Неотправленные письма — страница 49 из 53

Надежда и Маргарита Львовна переглянулись – должно быть, психиатр тоже была не в восторге от идеи выбить ломом двери, за которыми таилось что-то, от чего мужчина пытался отгородиться.

– Зачем вы это сделали? – всхлипывал Сидорчук. – Зачем заставили вспомнить то, что я так старался забыть? Я сумел найти себе Старьевщицу, не важно, реальную или нет. Я избавился от этих воспоминаний, а вы…

– Простите, – сказал Владимир Григорьевич абсолютно искренне. – Это только моя вина. Но накануне на госпиталь напали и требовали выдать вас. И я должен знать почему.

А Надежде хотелось знать, от какого ужаса так пытался сбежать этот человек. Но она, конечно, не стала об этом говорить.

– Хорошо. – Мужчина всхлипнул, вытер глаза кулаком и даже чуть приосанился. – Наверно… наверно, нельзя всю жизнь бегать от своего прошлого. Но то, что я сделал… это ужасно, и я не знаю, как с этим жить.

– Мы поможем вам, – заверила Маргарита Львовна. – Обещаю, мы вам поможем.

– Боюсь, мне никто не поможет, – отмахнулся Сидорчук. – Наша фамилия слишком тривиальна, чтобы быть известной. Мой дед и тёзка, Павел Петрович, работал на НКВД[110], потом на КГБ[111]. Он разрабатывал яды на основе природных образцов, таких как тетрадотоксин[112]. Он старался вывести формулу, при которой факт отравления было бы невозможно обнаружить. Эта работа ведется всеми разведками мира, так что ничего уникального.

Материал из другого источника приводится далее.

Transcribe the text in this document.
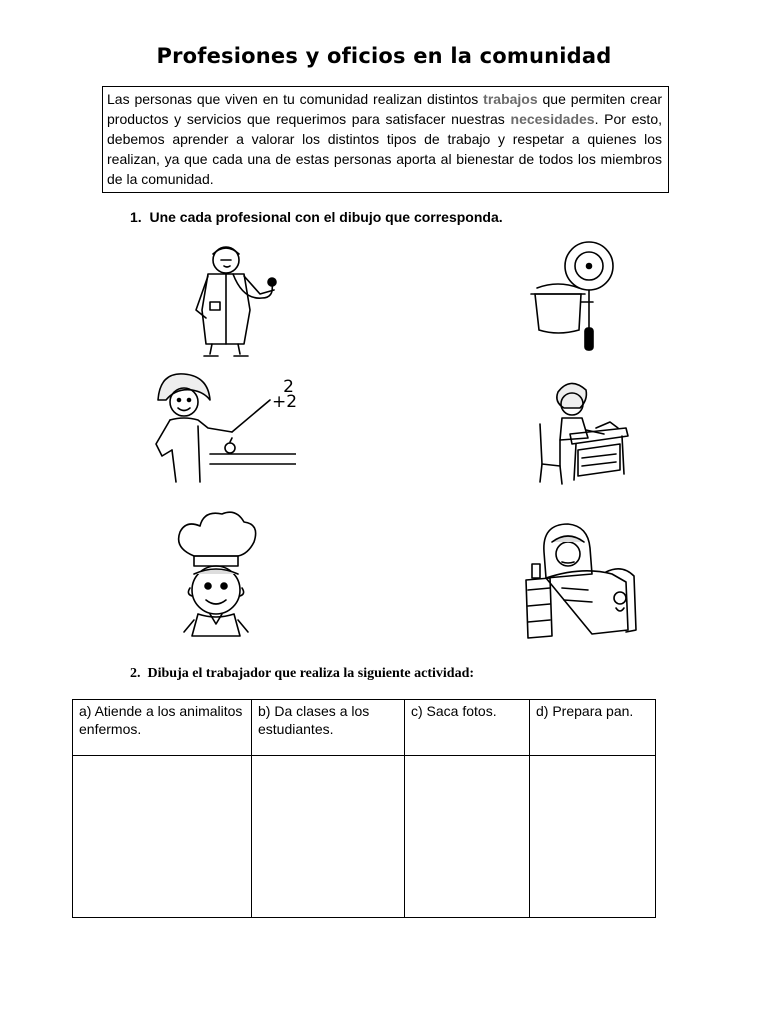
Profesiones y oficios en la comunidad
Las personas que viven en tu comunidad realizan distintos trabajos que permiten crear productos y servicios que requerimos para satisfacer nuestras necesidades. Por esto, debemos aprender a valorar los distintos tipos de trabajo y respetar a quienes los realizan, ya que cada una de estas personas aporta al bienestar de todos los miembros de la comunidad.
1. Une cada profesional con el dibujo que corresponda.
2 +2
2. Dibuja el trabajador que realiza la siguiente actividad:
a) Atiende a los animalitos enfermos.	b) Da clases a los estudiantes.	c) Saca fotos.	d) Prepara pan.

Отец тоже был гениальным биохимиком и, конечно, тоже работал на ту же структуру. Правда, его разработки лежали в другой сфере – он искал «сыворотку правды», препарат, блокирующий способность врать. Насколько я знаю, разработать такой препарат не удалось никому, но если кто-то был к этому близок, так это мой отец, Петр Павлович Сидорчук. Не знаю, что именно на него повлияло, но работа сделала его законченным пацифистом.

Отец умер в тысяча девятьсот девяносто первом году, через пятнадцать минут после того, как узнал о самоубийстве Крючкова[113], – сердце. Брату было пятнадцать, мне – четыре. Мы оба были прилежными учениками, золотыми медалистами, оба с отличием окончили университет – брат стал химиком, я – микробиологом. Но перед этим у нашей семьи был очень сложный период. Мы потеряли отца, а с ним – благополучие и безопасность. Союз развалился, наша семья осталась на Украине. Наступили «лихие девяностые» – в России было плохо, а на Украине – ещё хуже. Нас спас Пётр. Не знаю, с кем он тогда связался, но деньги вновь появились и по тем временам – очень солидные. Мы с мамой даже не заметили, что что-то изменилось в жизни.

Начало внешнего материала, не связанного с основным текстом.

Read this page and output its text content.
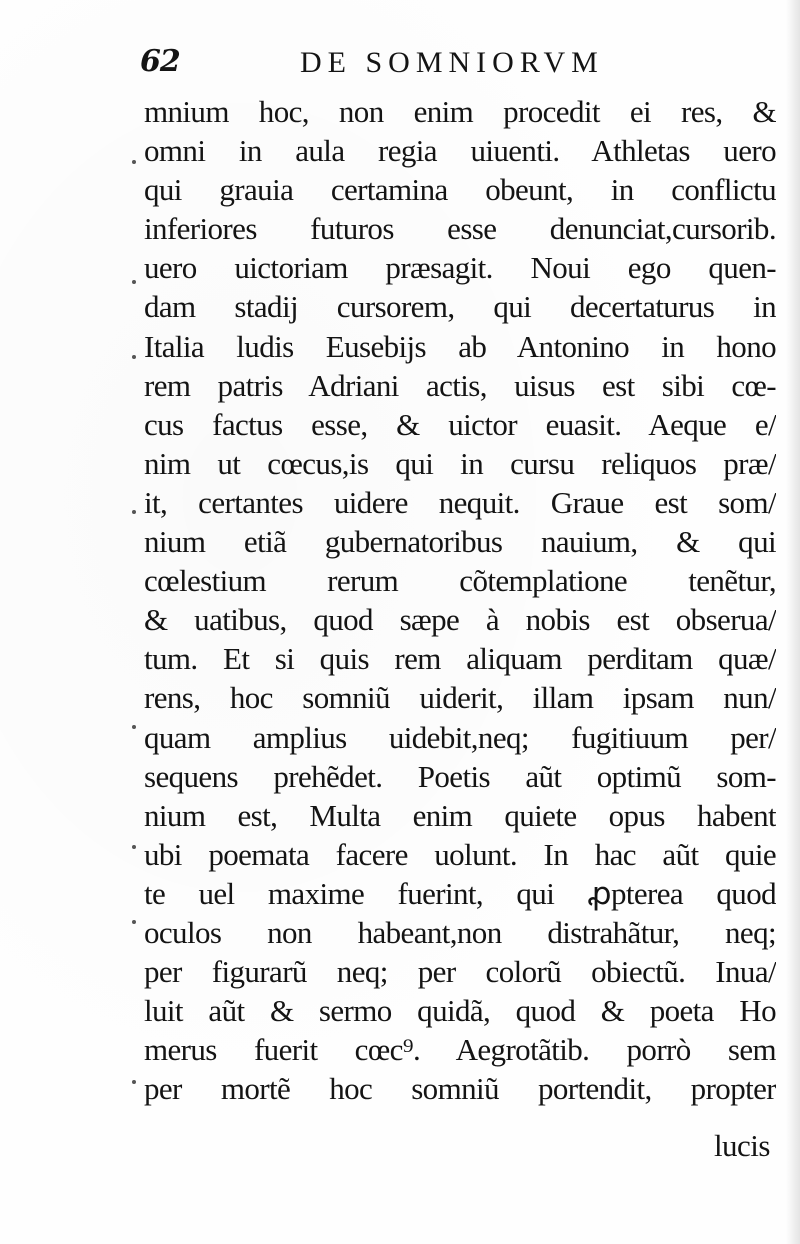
62	DE SOMNIORVM
mnium hoc, non enim procedit ei res, &
omni in aula regia uiuenti. Athletas uero
qui grauia certamina obeunt, in conflictu
inferiores futuros esse denunciat,cursorib.
uero uictoriam præsagit. Noui ego quen-
dam stadij cursorem, qui decertaturus in
Italia ludis Eusebijs ab Antonino in hono
rem patris Adriani actis, uisus est sibi cœ-
cus factus esse, & uictor euasit. Aeque e/
nim ut cœcus,is qui in cursu reliquos præ/
it, certantes uidere nequit. Graue est som/
nium etiã gubernatoribus nauium, & qui
cœlestium rerum cõtemplatione tenẽtur,
& uatibus, quod sæpe à nobis est obserua/
tum. Et si quis rem aliquam perditam quæ/
rens, hoc somniũ uiderit, illam ipsam nun/
quam amplius uidebit,neq; fugitiuum per/
sequens prehẽdet. Poetis aũt optimũ som-
nium est, Multa enim quiete opus habent
ubi poemata facere uolunt. In hac aũt quie
te uel maxime fuerint, qui ꝓpterea quod
oculos non habeant,non distrahãtur, neq;
per figurarũ neq; per colorũ obiectũ. Inua/
luit aũt & sermo quidã, quod & poeta Ho
merus fuerit cœc⁹. Aegrotãtib. porrò sem
per mortẽ hoc somniũ portendit, propter
lucis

Потом я узнал, что Петр разрабатывал наркотики для мусульманских фундаменталистов, поставлявших их в Европу. Он водился с людьми Масхадова[114], с афганцами, потом – с албанскими косоварами[115]. На этом он сколотил себе состояние, и в начале нулевых стал долларовым миллионером. Брат погиб в феврале две тысячи шестнадцатого в загадочной автокатастрофе – может быть, его убрали. Но к тому моменту он успел познакомить меня с Коэном.

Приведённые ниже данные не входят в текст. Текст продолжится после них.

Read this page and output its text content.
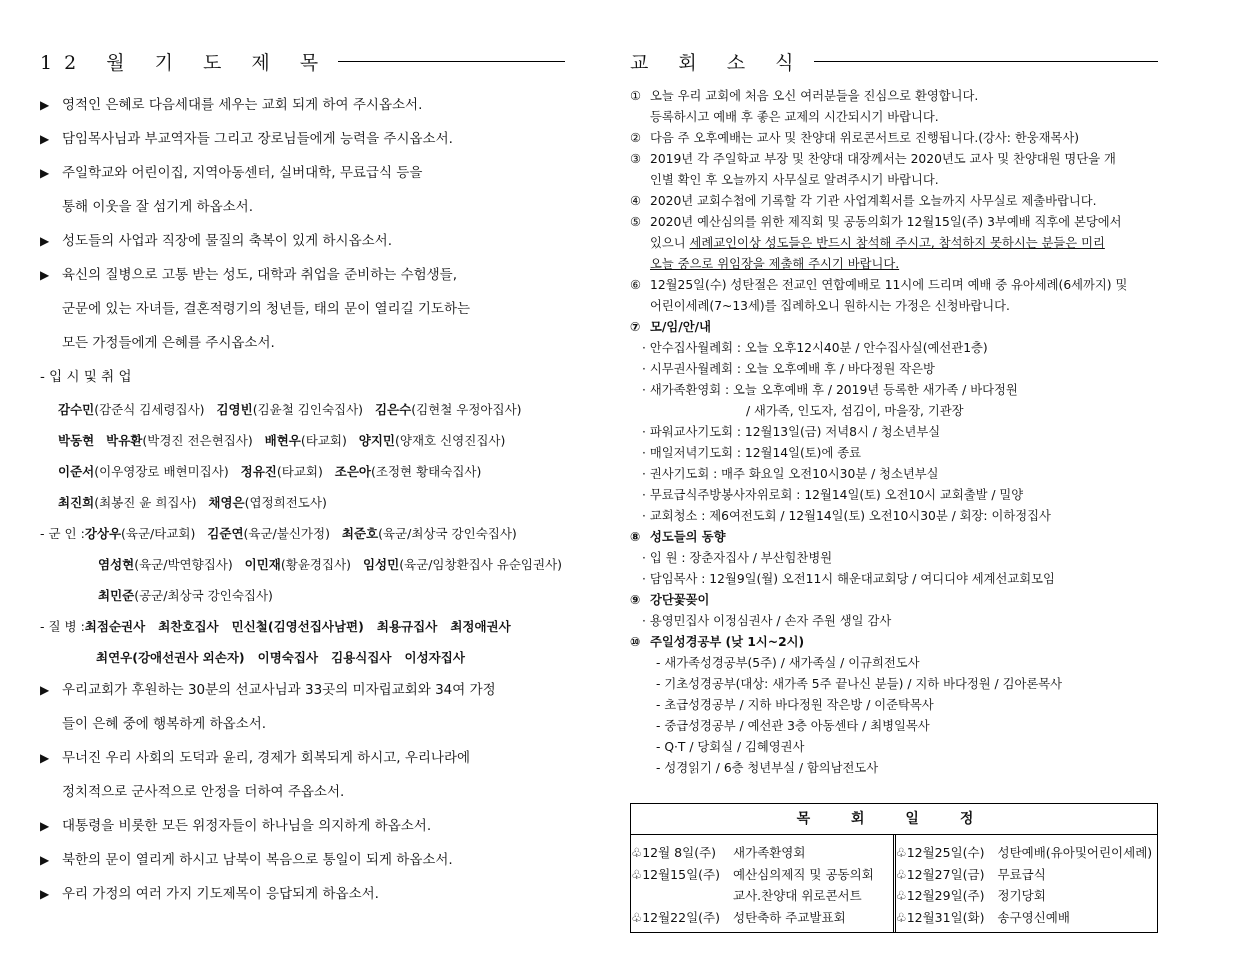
12 월 기 도 제 목
▶ 영적인 은혜로 다음세대를 세우는 교회 되게 하여 주시옵소서.
▶ 담임목사님과 부교역자들 그리고 장로님들에게 능력을 주시옵소서.
▶ 주일학교와 어린이집, 지역아동센터, 실버대학, 무료급식 등을
통해 이웃을 잘 섬기게 하옵소서.
▶ 성도들의 사업과 직장에 물질의 축복이 있게 하시옵소서.
▶ 육신의 질병으로 고통 받는 성도, 대학과 취업을 준비하는 수험생들,
군문에 있는 자녀들, 결혼적령기의 청년들, 태의 문이 열리길 기도하는
모든 가정들에게 은혜를 주시옵소서.
- 입 시 및 취 업
감수민(감준식 김세령집사) 김영빈(김윤철 김인숙집사) 김은수(김현철 우정아집사)
박동현 박유환(박경진 전은현집사) 배현우(타교회) 양지민(양재호 신영진집사)
이준서(이우영장로 배현미집사) 정유진(타교회) 조은아(조정현 황태숙집사)
최진희(최봉진 윤 희집사) 채영은(엽정희전도사)
- 군 인 : 강상우(육군/타교회) 김준연(육군/불신가정) 최준호(육군/최상국 강인숙집사)
염성현(육군/박연향집사) 이민재(황윤경집사) 임성민(육군/임창환집사 유순임권사)
최민준(공군/최상국 강인숙집사)
- 질 병 : 최점순권사   최찬호집사   민신철(김영선집사남편)   최용규집사   최정애권사
최연우(강애선권사 외손자)   이명숙집사   김용식집사   이성자집사
▶ 우리교회가 후원하는 30분의 선교사님과 33곳의 미자립교회와 34여 가정
들이 은혜 중에 행복하게 하옵소서.
▶ 무너진 우리 사회의 도덕과 윤리, 경제가 회복되게 하시고, 우리나라에
정치적으로 군사적으로 안정을 더하여 주옵소서.
▶ 대통령을 비롯한 모든 위정자들이 하나님을 의지하게 하옵소서.
▶ 북한의 문이 열리게 하시고 남북이 복음으로 통일이 되게 하옵소서.
▶ 우리 가정의 여러 가지 기도제목이 응답되게 하옵소서.
교 회 소 식
① 오늘 우리 교회에 처음 오신 여러분들을 진심으로 환영합니다.
등록하시고 예배 후 좋은 교제의 시간되시기 바랍니다.
② 다음 주 오후예배는 교사 및 찬양대 위로콘서트로 진행됩니다.(강사: 한웅재목사)
③ 2019년 각 주일학교 부장 및 찬양대 대장께서는 2020년도 교사 및 찬양대원 명단을 개
인별 확인 후 오늘까지 사무실로 알려주시기 바랍니다.
④ 2020년 교회수첩에 기록할 각 기관 사업계획서를 오늘까지 사무실로 제출바랍니다.
⑤ 2020년 예산심의를 위한 제직회 및 공동의회가 12월15일(주) 3부예배 직후에 본당에서
있으니 세례교인이상 성도들은 반드시 참석해 주시고, 참석하지 못하시는 분들은 미리
오늘 중으로 위임장을 제출해 주시기 바랍니다.
⑥ 12월25일(수) 성탄절은 전교인 연합예배로 11시에 드리며 예배 중 유아세례(6세까지) 및
어린이세례(7~13세)를 집례하오니 원하시는 가정은 신청바랍니다.
⑦ 모/임/안/내
· 안수집사월례회 : 오늘 오후12시40분 / 안수집사실(예선관1층)
· 시무권사월례회 : 오늘 오후예배 후 / 바다정원 작은방
· 새가족환영회 : 오늘 오후예배 후 / 2019년 등록한 새가족 / 바다정원
/ 새가족, 인도자, 섬김이, 마을장, 기관장
· 파워교사기도회 : 12월13일(금) 저녁8시 / 청소년부실
· 매일저녁기도회 : 12월14일(토)에 종료
· 권사기도회 : 매주 화요일 오전10시30분 / 청소년부실
· 무료급식주방봉사자위로회 : 12월14일(토) 오전10시 교회출발 / 밀양
· 교회청소 : 제6여전도회 / 12월14일(토) 오전10시30분 / 회장: 이하정집사
⑧ 성도들의 동향
· 입 원 : 장춘자집사 / 부산힘찬병원
· 담임목사 : 12월9일(월) 오전11시 해운대교회당 / 여디디야 세계선교회모임
⑨ 강단꽃꽂이
· 용영민집사 이정심권사 / 손자 주원 생일 감사
⑩ 주일성경공부 (낮 1시~2시)
- 새가족성경공부(5주) / 새가족실 / 이규희전도사
- 기초성경공부(대상: 새가족 5주 끝나신 분들) / 지하 바다정원 / 김아론목사
- 초급성경공부 / 지하 바다정원 작은방 / 이준탁목사
- 중급성경공부 / 예선관 3층 아동센타 / 최병일목사
- Q·T / 당회실 / 김혜영권사
- 성경읽기 / 6층 청년부실 / 함의남전도사
목 회 일 정
♧12월 8일(주)	새가족환영회
♧12월15일(주)	예산심의제직 및 공동의회
교사.찬양대 위로콘서트
♧12월22일(주)	성탄축하 주교발표회
♧12월25일(수)	성탄예배(유아및어린이세례)
♧12월27일(금)	무료급식
♧12월29일(주)	정기당회
♧12월31일(화)	송구영신예배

Мистер Коэн был представителем компании Metabiota. По его словам, компания занималась разработкой новых методов лечения болезней, в частности – предотвращением пандемий и эпидемий. Брат охарактеризовал меня как микробиолога от Бога – скажу без ложной скромности, это так и есть. К моменту нашего знакомства у меня в семье был кризис – жена пилила меня за то, что я сижу на шее у брата, и я готов был взяться за любую работу, лишь бы получить независимость. Мои услуги оплачивались очень хорошо, настолько хорошо, что я не особо задумывался над тем, что я делаю и зачем это нужно.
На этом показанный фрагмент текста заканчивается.